Storing Einkorn berries and flour
I find it extremely important to store einkorn properly to preserve its freshness and quality. Whether it’s Einkorn whole grain or flour, I always store it in airtight containers. Investing in good-quality containers has been a game-changer for me, as they maintain a cool environment within, preventing spoilage caused by heat or humidity.
It also prevents pests, like pantry moths, from ruining your stash. (I lived through this and it was horrible how quickly they ruined my grains!)
To enhance the shelf life further, I recommend keeping the containers in a cool, dark place, like a pantry or a kitchen cabinet. This simple step helps retain Einkorn’s nutritional value and delicious flavor, ensuring that it remains fresh for an extended period of time.
If you’re working with larger quantities of Einkorn or are looking for long-term storage options, I found that vacuum-sealing the grains or flour and placing them in the freezer can do wonders. Doing this has helped me conveniently store Einkorn for several months without compromising on the quality or taste.
Learn more about storing flour here, storing whole grains here, and my working pantry system of rotating flour and grain.
Frequently asked questions
How does Einkorn flour compare to regular flour?
When it comes to baking, I’ve noticed a few differences between Einkorn flour and regular flour. Einkorn is considered to be the oldest wheat variety and is higher in nutritions, lower gluten content, and richer flavor compared to all-purpose flour. Due to its lower gluten content, working with Einkorn may require some modifications to traditional recipes as it’s stickier and it won’t rise as high. You will think you need to add more flour but don’t! It will stay sticky.

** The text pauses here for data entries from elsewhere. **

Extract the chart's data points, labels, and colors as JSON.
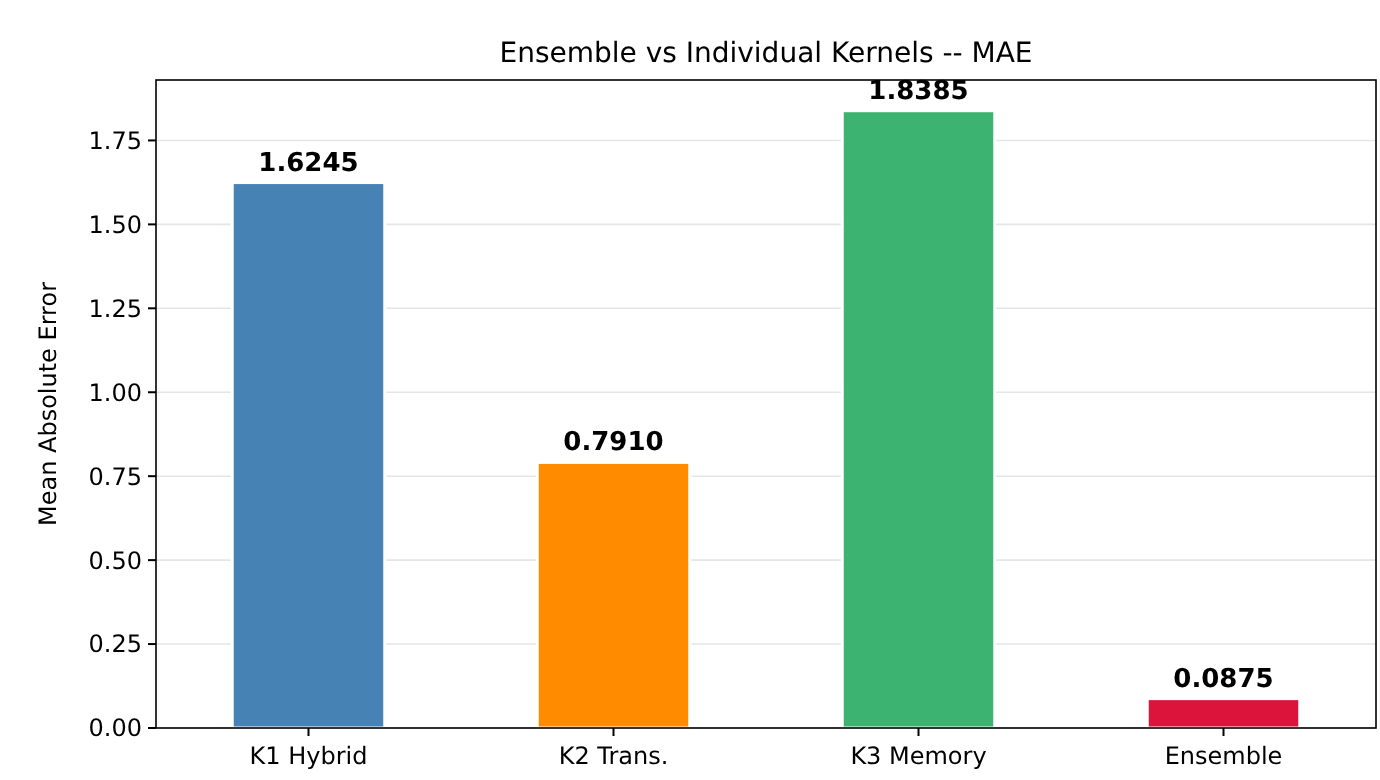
{
  "chart_data": {
    "type": "bar",
    "title": "Ensemble vs Individual Kernels -- MAE",
    "ylabel": "Mean Absolute Error",
    "categories": [
      "K1 Hybrid",
      "K2 Trans.",
      "K3 Memory",
      "Ensemble"
    ],
    "values": [
      1.6245,
      0.791,
      1.8385,
      0.0875
    ],
    "colors": [
      "#4682b4",
      "#ff8c00",
      "#3cb371",
      "#dc143c"
    ],
    "value_labels": [
      "1.6245",
      "0.7910",
      "1.8385",
      "0.0875"
    ],
    "ylim": [
      0,
      1.93
    ],
    "yticks": [
      {
        "value": 0,
        "label": "0.00"
      },
      {
        "value": 0.25,
        "label": "0.25"
      },
      {
        "value": 0.5,
        "label": "0.50"
      },
      {
        "value": 0.75,
        "label": "0.75"
      },
      {
        "value": 1,
        "label": "1.00"
      },
      {
        "value": 1.25,
        "label": "1.25"
      },
      {
        "value": 1.5,
        "label": "1.50"
      },
      {
        "value": 1.75,
        "label": "1.75"
      }
    ],
    "grid": "y"
  }
}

Where can I purchase Einkorn flour?
I’ve found that Einkorn flour is becoming increasingly more accessible. Many health food stores and well-stocked supermarkets carry this ancient grain. If you’re unable to find it locally, there are various online retailers, such as Pleasant Hill Grains and Jovial offering Einkorn flour for purchase. I even found it at H-E-B, my local Texas-based grocery store.
Is Einkorn anti-inflammatory?
Einkorn has been praised for its potential health benefits, including anti-inflammatory properties. Given that it contains a different type of gluten compared to modern wheat, some people with gluten sensitivities may find that they tolerate einkorn better. However, it is important to note that Einkorn is still a form of wheat and not suitable for those with celiac disease.

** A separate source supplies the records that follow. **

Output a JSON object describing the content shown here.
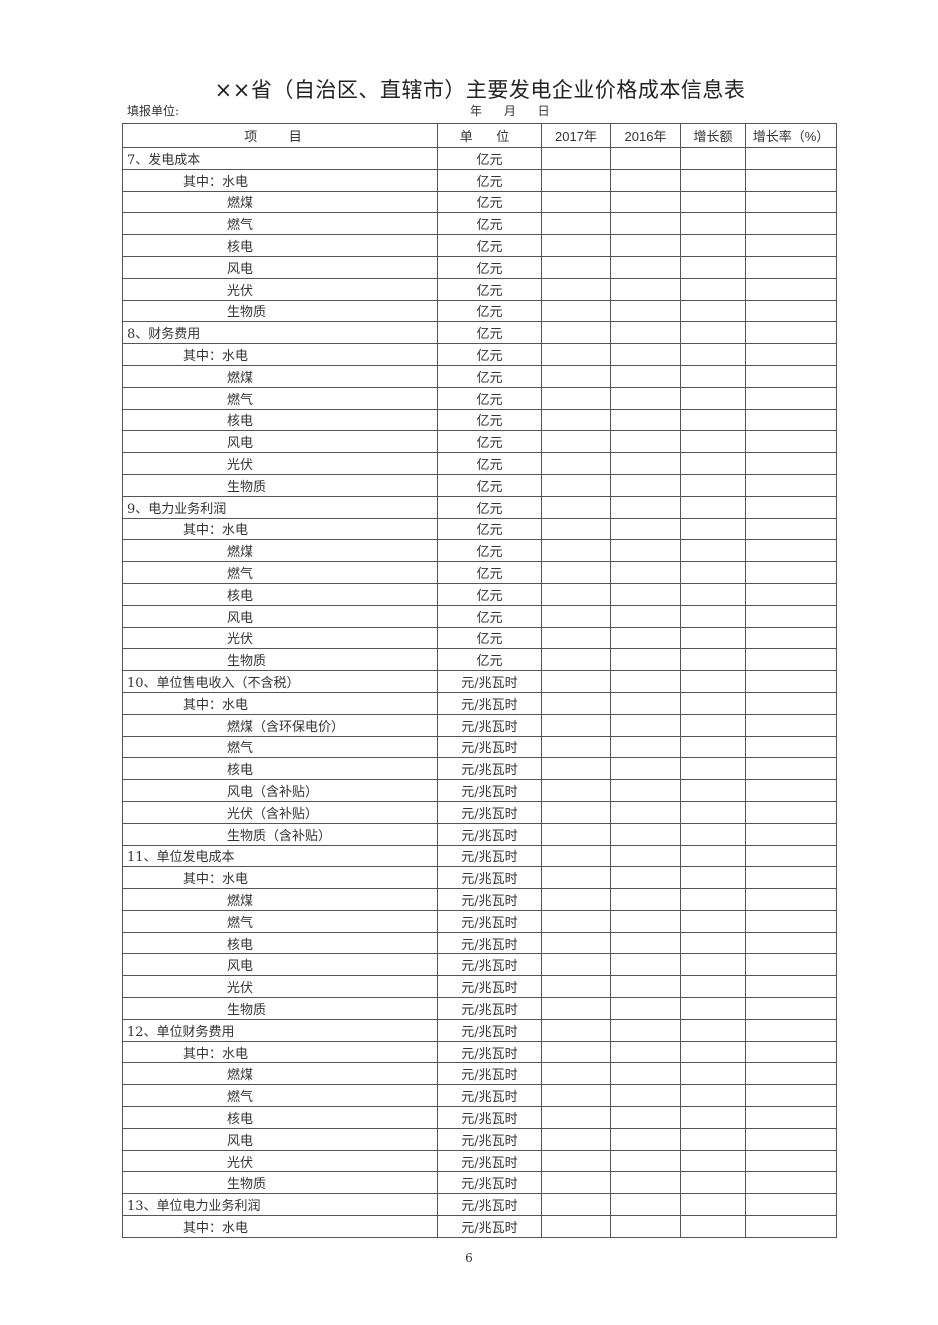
{
  "title": "××省（自治区、直辖市）主要发电企业价格成本信息表",
  "fill_unit_label": "填报单位:",
  "date_label": "年 月 日",
  "columns": [
    "项 目",
    "单 位",
    "2017年",
    "2016年",
    "增长额",
    "增长率（%）"
  ],
  "rows": [
    {
      "item": "7、发电成本",
      "unit": "亿元",
      "level": 0
    },
    {
      "item": "其中：水电",
      "unit": "亿元",
      "level": 1
    },
    {
      "item": "燃煤",
      "unit": "亿元",
      "level": 2
    },
    {
      "item": "燃气",
      "unit": "亿元",
      "level": 2
    },
    {
      "item": "核电",
      "unit": "亿元",
      "level": 2
    },
    {
      "item": "风电",
      "unit": "亿元",
      "level": 2
    },
    {
      "item": "光伏",
      "unit": "亿元",
      "level": 2
    },
    {
      "item": "生物质",
      "unit": "亿元",
      "level": 2
    },
    {
      "item": "8、财务费用",
      "unit": "亿元",
      "level": 0
    },
    {
      "item": "其中：水电",
      "unit": "亿元",
      "level": 1
    },
    {
      "item": "燃煤",
      "unit": "亿元",
      "level": 2
    },
    {
      "item": "燃气",
      "unit": "亿元",
      "level": 2
    },
    {
      "item": "核电",
      "unit": "亿元",
      "level": 2
    },
    {
      "item": "风电",
      "unit": "亿元",
      "level": 2
    },
    {
      "item": "光伏",
      "unit": "亿元",
      "level": 2
    },
    {
      "item": "生物质",
      "unit": "亿元",
      "level": 2
    },
    {
      "item": "9、电力业务利润",
      "unit": "亿元",
      "level": 0
    },
    {
      "item": "其中：水电",
      "unit": "亿元",
      "level": 1
    },
    {
      "item": "燃煤",
      "unit": "亿元",
      "level": 2
    },
    {
      "item": "燃气",
      "unit": "亿元",
      "level": 2
    },
    {
      "item": "核电",
      "unit": "亿元",
      "level": 2
    },
    {
      "item": "风电",
      "unit": "亿元",
      "level": 2
    },
    {
      "item": "光伏",
      "unit": "亿元",
      "level": 2
    },
    {
      "item": "生物质",
      "unit": "亿元",
      "level": 2
    },
    {
      "item": "10、单位售电收入（不含税）",
      "unit": "元/兆瓦时",
      "level": 0
    },
    {
      "item": "其中：水电",
      "unit": "元/兆瓦时",
      "level": 1
    },
    {
      "item": "燃煤（含环保电价）",
      "unit": "元/兆瓦时",
      "level": 2
    },
    {
      "item": "燃气",
      "unit": "元/兆瓦时",
      "level": 2
    },
    {
      "item": "核电",
      "unit": "元/兆瓦时",
      "level": 2
    },
    {
      "item": "风电（含补贴）",
      "unit": "元/兆瓦时",
      "level": 2
    },
    {
      "item": "光伏（含补贴）",
      "unit": "元/兆瓦时",
      "level": 2
    },
    {
      "item": "生物质（含补贴）",
      "unit": "元/兆瓦时",
      "level": 2
    },
    {
      "item": "11、单位发电成本",
      "unit": "元/兆瓦时",
      "level": 0
    },
    {
      "item": "其中：水电",
      "unit": "元/兆瓦时",
      "level": 1
    },
    {
      "item": "燃煤",
      "unit": "元/兆瓦时",
      "level": 2
    },
    {
      "item": "燃气",
      "unit": "元/兆瓦时",
      "level": 2
    },
    {
      "item": "核电",
      "unit": "元/兆瓦时",
      "level": 2
    },
    {
      "item": "风电",
      "unit": "元/兆瓦时",
      "level": 2
    },
    {
      "item": "光伏",
      "unit": "元/兆瓦时",
      "level": 2
    },
    {
      "item": "生物质",
      "unit": "元/兆瓦时",
      "level": 2
    },
    {
      "item": "12、单位财务费用",
      "unit": "元/兆瓦时",
      "level": 0
    },
    {
      "item": "其中：水电",
      "unit": "元/兆瓦时",
      "level": 1
    },
    {
      "item": "燃煤",
      "unit": "元/兆瓦时",
      "level": 2
    },
    {
      "item": "燃气",
      "unit": "元/兆瓦时",
      "level": 2
    },
    {
      "item": "核电",
      "unit": "元/兆瓦时",
      "level": 2
    },
    {
      "item": "风电",
      "unit": "元/兆瓦时",
      "level": 2
    },
    {
      "item": "光伏",
      "unit": "元/兆瓦时",
      "level": 2
    },
    {
      "item": "生物质",
      "unit": "元/兆瓦时",
      "level": 2
    },
    {
      "item": "13、单位电力业务利润",
      "unit": "元/兆瓦时",
      "level": 0
    },
    {
      "item": "其中：水电",
      "unit": "元/兆瓦时",
      "level": 1
    }
  ],
  "page_number": "6"
}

How does Einkorn affect blood sugar levels?
Einkorn – compared to modern wheat – has a lower glycemic index, which helps in reducing post-meal spikes in blood sugar levels. This attribute makes it a healthier alternative for those who are monitoring their blood sugar or following a low-glycemic diet.
Why is Einkorn considered an ancient grain?
Einkorn is considered an ancient grain because it has remained unaltered by modern wheat breeding practices. It’s the oldest variety of wheat, dating back over 10,000 years. Due to its unaltered genetic makeup, einkorn retains more of its original nutritional benefits and unique flavors. This is why Einkorn is often referred to as the “only true ancient grain.”